Abordagem da hipercalemia: Você sabe mesmo o que está fazendo?

Hipercalemia é uma das alterações eletrolíticas mais comuns. Muito do que fazemos diante de uma hipercalemia é meramente o que ouvimos durante nossa formação médica. Nesse artigo, iremos desmistificar algumas lendas sobre hipercalemia e discutir uma abordagem baseada em evidências científicas.

Dicas:

  • As arritmias estão relacionadas tanto ao nível do potássio sérico quanto à velocidade de aumento desse íon
  • Alterações eletrocardiográficas associadas a eventos adversos cardíacos são: alargamento de QRS, Frequência Cardíaca < 50 bpm e ritmo juncional
  • Indica-se tratamento quando K > 6,5 ou se existe alguma alteração no ECG
  • O cálcio infundido irá atuar em 2 a 3 minutos para estabilização do miocárdio. Se não houver melhora do ECG, repita a dose.
  • O início de ação da insulina ocorre em 15 minutos e dura em média 90 minutos. Reduza a dose se o paciente tiver disfunção renal
  • Existe pouca evidência de que o Sorcal (poliestirenossulfonato de cálcio) seja útil no tratamento da hipercalemia (mas existem evidências de malefícios)
  • Sabendo que 90% do potássio é excretado pela urina, estimular a diurese é uma opção viável para tratamento da hipercalemia, principalmente se o paciente estiver hiper ou euvolêmico.
  • Interrompa todas as medicações que podem estar associadas à elevação de potássio sérico

A hipercalemia é, possivelmente, o distúrbio eletrolítico mais grave de todos, porém ao mesmo tempo potencialmente reversível. Pode ser classificada em 3 categorias: Leve (K > 5,5), moderada (K> 6,5) e grave (K > 7,5).
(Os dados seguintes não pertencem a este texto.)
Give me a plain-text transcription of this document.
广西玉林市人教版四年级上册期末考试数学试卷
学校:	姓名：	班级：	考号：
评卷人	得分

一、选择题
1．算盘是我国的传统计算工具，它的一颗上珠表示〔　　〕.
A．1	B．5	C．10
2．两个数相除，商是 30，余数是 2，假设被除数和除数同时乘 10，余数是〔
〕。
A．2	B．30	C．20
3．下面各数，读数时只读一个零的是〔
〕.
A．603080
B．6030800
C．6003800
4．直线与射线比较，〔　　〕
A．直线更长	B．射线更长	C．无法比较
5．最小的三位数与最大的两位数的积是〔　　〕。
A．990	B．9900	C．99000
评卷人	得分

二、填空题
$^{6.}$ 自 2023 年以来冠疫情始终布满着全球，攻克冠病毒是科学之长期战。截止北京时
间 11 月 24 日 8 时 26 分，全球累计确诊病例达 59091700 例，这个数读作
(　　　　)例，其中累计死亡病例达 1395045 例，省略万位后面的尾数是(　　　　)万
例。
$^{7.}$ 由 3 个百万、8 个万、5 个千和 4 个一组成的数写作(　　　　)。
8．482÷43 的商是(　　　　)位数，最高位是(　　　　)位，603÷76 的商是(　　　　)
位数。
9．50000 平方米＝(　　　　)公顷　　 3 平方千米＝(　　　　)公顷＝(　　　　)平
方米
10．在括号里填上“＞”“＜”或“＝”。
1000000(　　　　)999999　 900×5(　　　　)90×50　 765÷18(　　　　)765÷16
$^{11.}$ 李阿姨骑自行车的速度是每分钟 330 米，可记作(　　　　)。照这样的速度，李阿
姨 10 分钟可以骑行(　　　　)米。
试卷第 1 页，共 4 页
Hipercalemia factícia é o distúrbio mais comumente encontrado, e deve ser suspeitada quando o valor de potássio elevado não tenha correlação com o quadro clínico do paciente. Isso ocorre devido a liberação de potássio das células hemolisadas in vitro, mais comumente por uma má técnica de coleta sanguínea ou grande tempo de espera entre a coleta e a análise do sangue. Se o achado de hipercalemia não fizer sentido com o quadro clínico do paciente, repita a coleta para confirmar se a alteração é real.

Quando devemos começar a nos preocupar com a hipercalemia?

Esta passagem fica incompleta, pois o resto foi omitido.